Kevin Spacey was born on July 26, 1959, in South Orange, New Jersey. The 1990s films The Usual Suspects and Se7en catapulted Spacey into international stardom, earning him greater exposure in features like L.A. Confidential, American Beauty and Superman Returns. Spacey also earned acclaim for his stage work and his performance on the hit Netflix show House of Cards, before his career was derailed in late 2017 by allegations of sexual misconduct.

Early Life and Career

Kevin Spacey was born in South Orange, New Jersey, on July 26, 1959, the youngest of three children of a technical writer and a secretary. The family relocated to Southern California when Spacey was 4. He was sent to military school, but was expelled for throwing a tire at another student. He channeled his rebellious energy into acting and transferred to Los Angeles' drama-centric Chatsworth High School, where he graduated co-valedictorian. 

Former classmate Val Kilmer convinced the skilled impressionist to enroll in New York City's renowned Julliard School, but he left Julliard after two years to join the New York Shakespeare Festival. After various roles on stage and in television, Spacey moved to the big screen, with early film credits including Working Girl (1988), See No Evil, Hear No Evil (1989) and Glengarry Glen Ross (1992).

Big-Screen Success

In the mid-1990s, Spacey was catapulted into international stardom with lead performances in the hit movies The Usual Suspects (1995; for which he won the Oscar for Best Actor in a Supporting Role) and Se7en (1995). These early films led to additional opportunities, and Spacey shined in such films as A Time to Kill (1996), Midnight in the Garden of Good and Evil (1997), L.A. Confidential (1997) and American Beauty (1999; for which he won the Academy Award for Best Actor in a Lead Role).

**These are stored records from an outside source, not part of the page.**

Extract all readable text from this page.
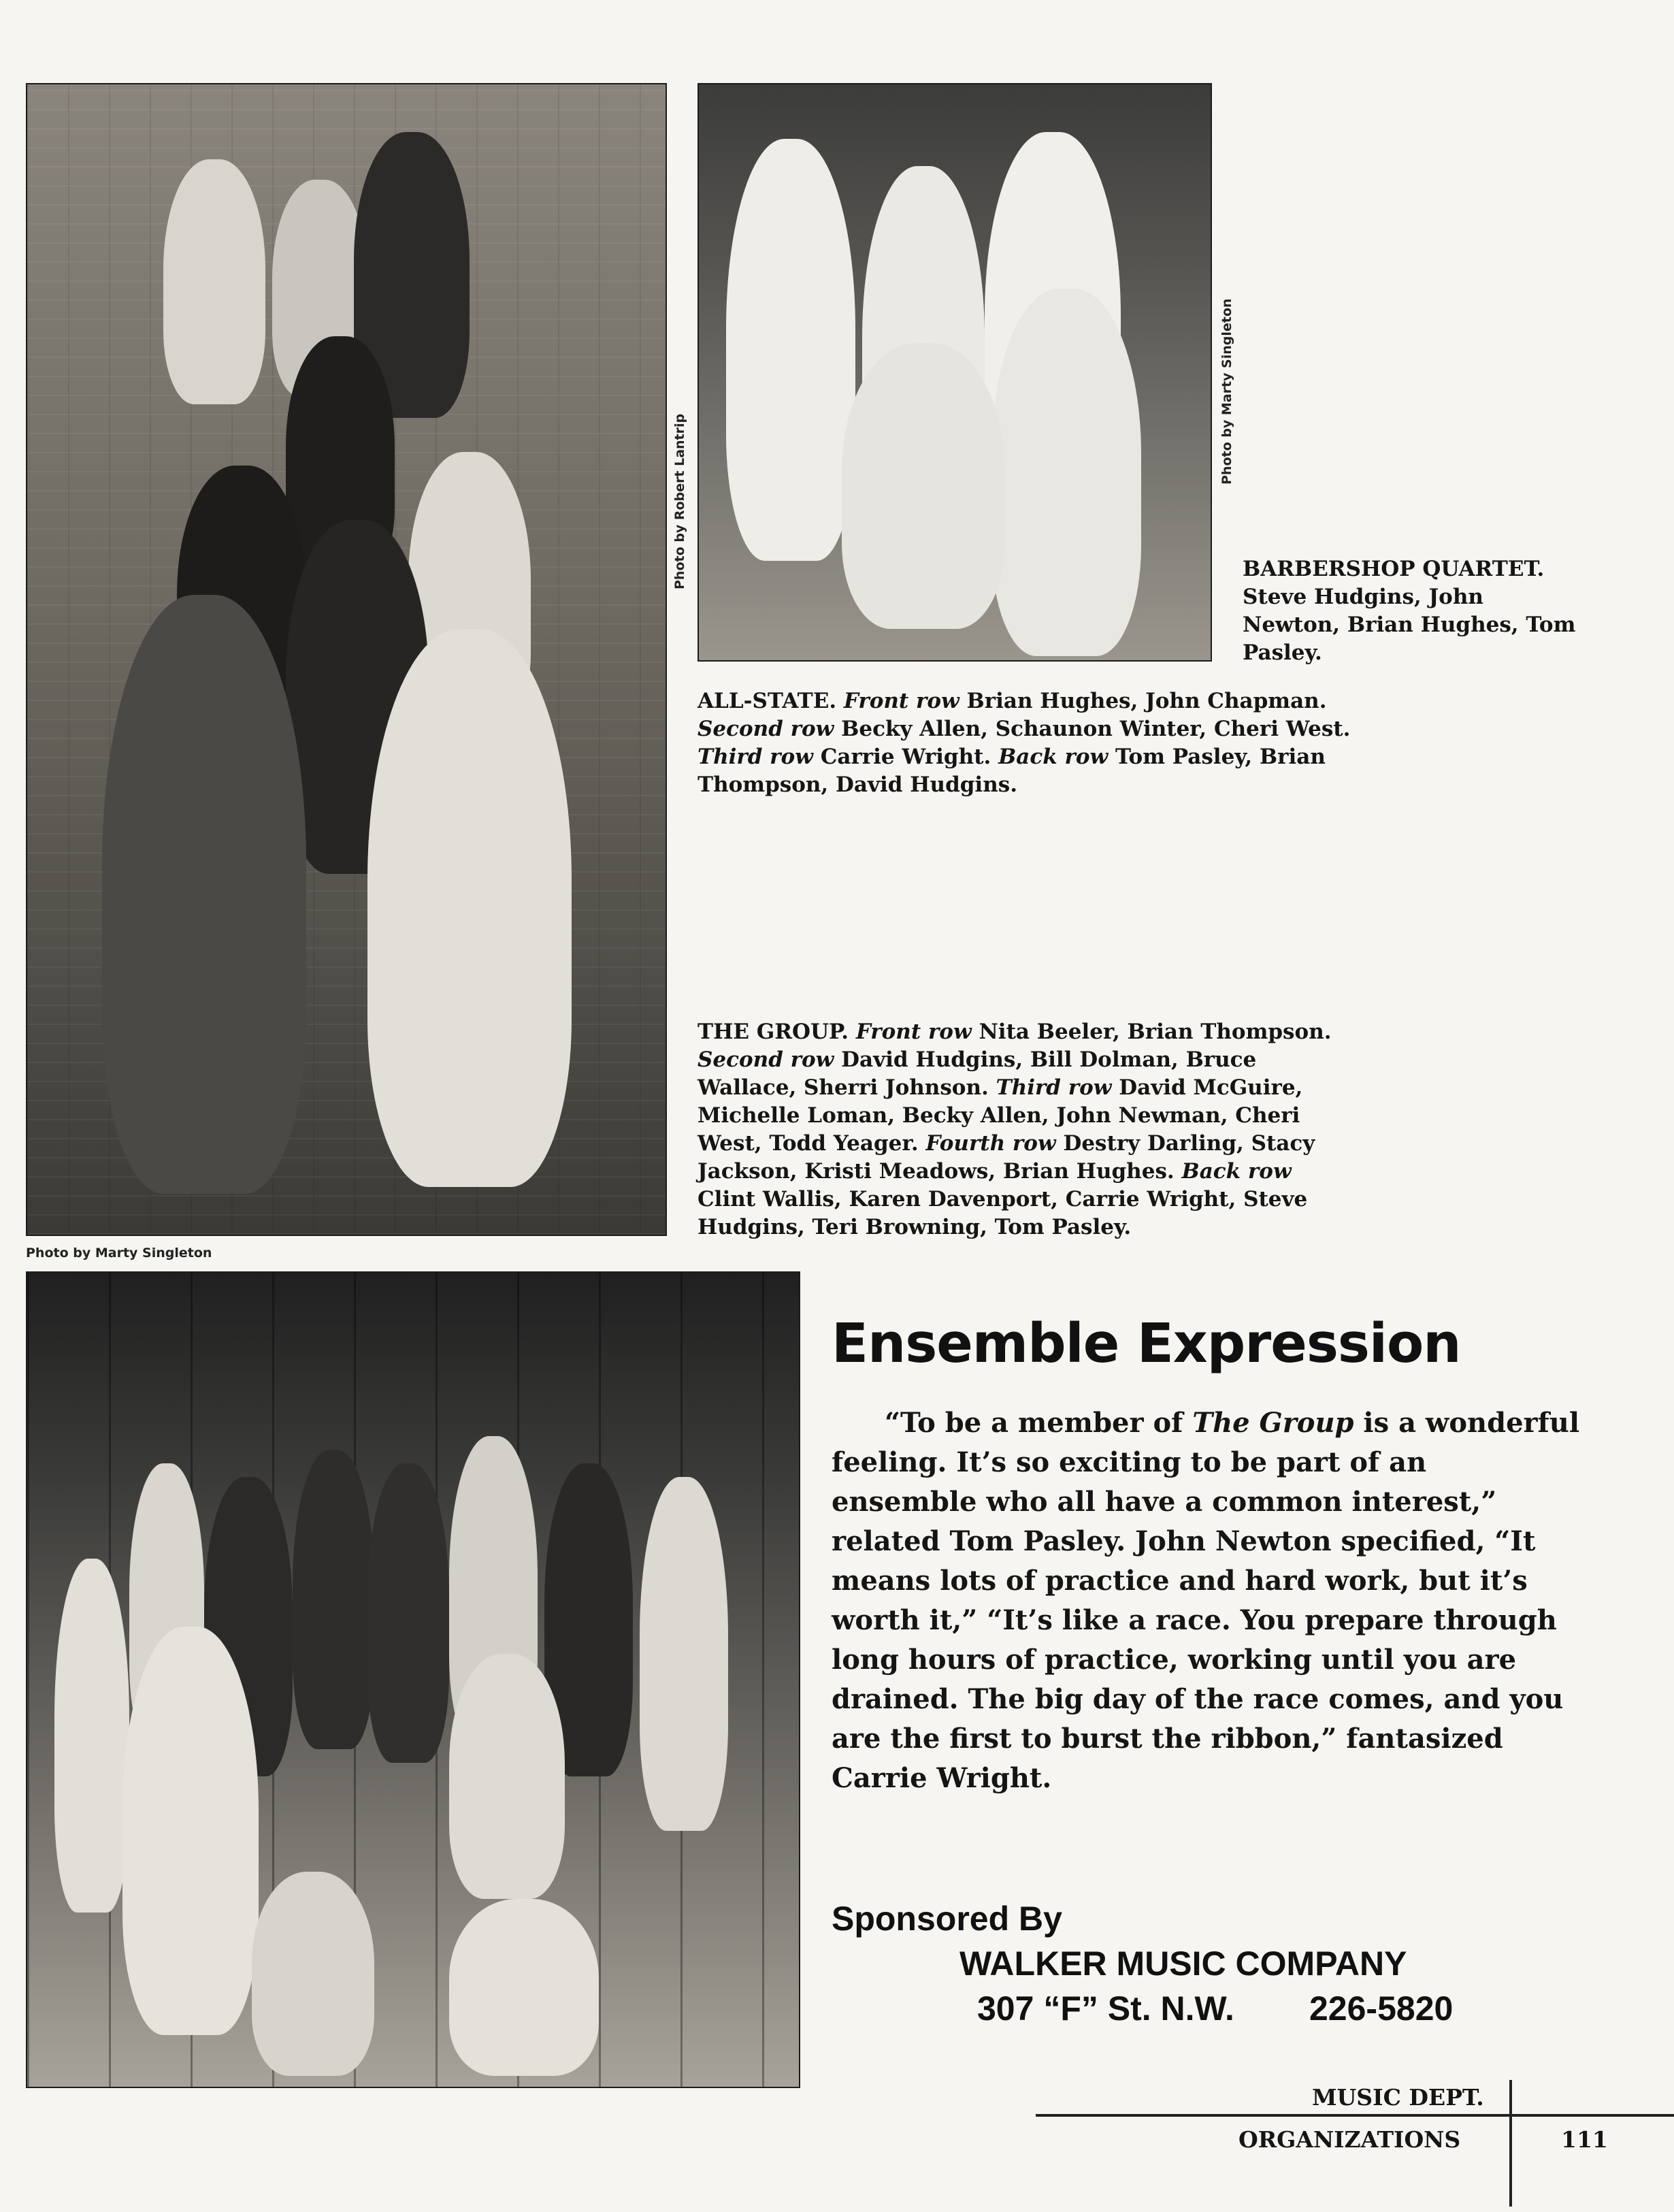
Photo by Marty Singleton
Photo by Robert Lantrip
Photo by Marty Singleton
BARBERSHOP QUARTET.
Steve Hudgins, John
Newton, Brian Hughes, Tom
Pasley.
ALL-STATE. Front row Brian Hughes, John Chapman. Second row Becky Allen, Schaunon Winter, Cheri West. Third row Carrie Wright. Back row Tom Pasley, Brian Thompson, David Hudgins.
THE GROUP. Front row Nita Beeler, Brian Thompson. Second row David Hudgins, Bill Dolman, Bruce Wallace, Sherri Johnson. Third row David McGuire, Michelle Loman, Becky Allen, John Newman, Cheri West, Todd Yeager. Fourth row Destry Darling, Stacy Jackson, Kristi Meadows, Brian Hughes. Back row Clint Wallis, Karen Davenport, Carrie Wright, Steve Hudgins, Teri Browning, Tom Pasley.
Ensemble Expression

“To be a member of The Group is a wonderful feeling. It’s so exciting to be part of an ensemble who all have a common interest,” related Tom Pasley. John Newton specified, “It means lots of practice and hard work, but it’s worth it,” “It’s like a race. You prepare through long hours of practice, working until you are drained. The big day of the race comes, and you are the first to burst the ribbon,” fantasized Carrie Wright.

Sponsored By
WALKER MUSIC COMPANY
307 “F” St. N.W. 226-5820
MUSIC DEPT.
ORGANIZATIONS	111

"The less you know about me, the easier it is to convince you that I am that character onscreen." - Kevin Spacey

With two Oscars under his belt, and countless other awards to come, Spacey was able to pick roles in a wide variety of films, and he took full advantage of his artistic freedom by playing the lead in such movies as Pay It Forward (2000), The Shipping News (2001) and The Life of David Gale (2003). 

In 2004, Spacey starred as singer Bobby Darin in Beyond the Sea, which he also produced, directed and co-wrote. Two years later, he switched gears completely, taking on the iconic super-villain role of Lex Luthor in Superman Returns (2006).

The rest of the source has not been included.